Mr Wilding said there was little consumers could do to protect themselves against this kind of fraud.

“The real vulnerability [for cardholders], I suspect, is internet and telephone transactions. But this is a failure in the configuration of [corporate] firewalls,” he said.

Michelle Whiteman, from anti-fraud organisation Financial Fraud Action UK, said that consumers must check their bank statements regularly and flag up any suspicious transactions to their bank.

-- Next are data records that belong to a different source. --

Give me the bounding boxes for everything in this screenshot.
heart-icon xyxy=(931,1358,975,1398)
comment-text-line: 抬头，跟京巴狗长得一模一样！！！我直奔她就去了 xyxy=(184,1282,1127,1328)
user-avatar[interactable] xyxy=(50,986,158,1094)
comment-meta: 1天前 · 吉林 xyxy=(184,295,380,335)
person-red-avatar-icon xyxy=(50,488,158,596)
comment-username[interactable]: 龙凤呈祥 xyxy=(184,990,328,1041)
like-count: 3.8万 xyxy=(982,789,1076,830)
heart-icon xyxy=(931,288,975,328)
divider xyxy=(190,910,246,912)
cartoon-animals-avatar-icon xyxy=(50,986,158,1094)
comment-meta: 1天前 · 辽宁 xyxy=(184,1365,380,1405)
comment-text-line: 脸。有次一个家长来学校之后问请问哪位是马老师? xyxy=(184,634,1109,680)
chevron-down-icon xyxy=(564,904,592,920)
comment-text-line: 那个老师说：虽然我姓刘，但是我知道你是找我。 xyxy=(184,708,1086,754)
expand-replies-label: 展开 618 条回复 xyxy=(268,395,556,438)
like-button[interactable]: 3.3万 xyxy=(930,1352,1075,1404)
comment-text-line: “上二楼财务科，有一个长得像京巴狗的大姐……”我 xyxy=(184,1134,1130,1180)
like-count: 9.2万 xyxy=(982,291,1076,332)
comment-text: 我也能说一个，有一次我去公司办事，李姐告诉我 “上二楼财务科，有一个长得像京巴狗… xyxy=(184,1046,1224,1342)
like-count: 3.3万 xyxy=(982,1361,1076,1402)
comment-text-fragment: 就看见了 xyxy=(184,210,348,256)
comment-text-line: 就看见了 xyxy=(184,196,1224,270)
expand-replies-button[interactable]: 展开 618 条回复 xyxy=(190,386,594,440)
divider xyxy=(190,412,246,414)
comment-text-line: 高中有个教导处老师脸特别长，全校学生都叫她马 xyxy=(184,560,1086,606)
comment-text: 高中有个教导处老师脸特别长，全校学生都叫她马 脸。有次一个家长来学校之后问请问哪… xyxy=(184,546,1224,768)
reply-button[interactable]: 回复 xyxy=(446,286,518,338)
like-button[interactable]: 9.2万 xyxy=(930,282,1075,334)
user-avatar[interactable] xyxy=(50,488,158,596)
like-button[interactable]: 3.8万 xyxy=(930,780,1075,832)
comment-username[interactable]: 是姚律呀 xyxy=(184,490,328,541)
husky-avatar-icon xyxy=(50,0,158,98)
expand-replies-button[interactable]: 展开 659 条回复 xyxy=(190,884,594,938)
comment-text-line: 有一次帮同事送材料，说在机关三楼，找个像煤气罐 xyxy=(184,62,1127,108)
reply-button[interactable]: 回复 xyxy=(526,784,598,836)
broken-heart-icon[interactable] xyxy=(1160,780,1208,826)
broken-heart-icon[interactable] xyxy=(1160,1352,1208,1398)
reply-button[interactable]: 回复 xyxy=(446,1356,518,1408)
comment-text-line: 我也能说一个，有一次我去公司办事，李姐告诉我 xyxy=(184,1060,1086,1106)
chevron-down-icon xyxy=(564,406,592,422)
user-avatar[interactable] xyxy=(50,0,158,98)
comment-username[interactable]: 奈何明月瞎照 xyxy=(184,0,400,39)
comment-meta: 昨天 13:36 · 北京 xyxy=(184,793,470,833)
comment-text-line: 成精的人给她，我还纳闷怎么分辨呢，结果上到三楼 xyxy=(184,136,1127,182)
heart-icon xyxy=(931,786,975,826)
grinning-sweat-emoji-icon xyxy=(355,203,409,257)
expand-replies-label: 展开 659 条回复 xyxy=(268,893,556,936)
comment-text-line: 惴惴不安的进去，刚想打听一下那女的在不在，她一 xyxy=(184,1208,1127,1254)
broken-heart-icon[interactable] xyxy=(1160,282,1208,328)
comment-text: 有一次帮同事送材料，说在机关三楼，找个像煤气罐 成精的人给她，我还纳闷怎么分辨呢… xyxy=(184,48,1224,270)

She said that online, telephone and mail order fraud were on the increase, along with fraud committed abroad on UK cards, according to figures released in March.

But she stressed that any victim of fraud would “always be refunded in full”.

Further charges

FROM THE TODAY PROGRAMME

Mr Gonzales’ corporate victims included Heartland Payment Systems – a card payment processor – convenience store 7-Eleven and Hannaford Brothers, a supermarket chain, the DoJ said.

According to the indictment, the group researched the credit and debit card systems used by their victims, attacked their networks and sent the data to computer servers they operated in California, Illinois, Latvia, the Netherlands and Ukraine.

The data could then be sold on, enabling others to make fraudulent purchases, it said.

Mr Gonzalez, who had once been an informant for the US Secret Service helping to track hackers, is already in custody on separate charges of hacking into the computer systems of a national restaurant chain and eight major retailers, including TJ Maxx, involving the theft of data related to 40 million credit cards.

Mr Gonzales is scheduled to go on trial for these charges in 2010.

This latest case will raise fresh concerns about the security of credit and debit cards used in the United States, the BBC’s Greg Wood reports.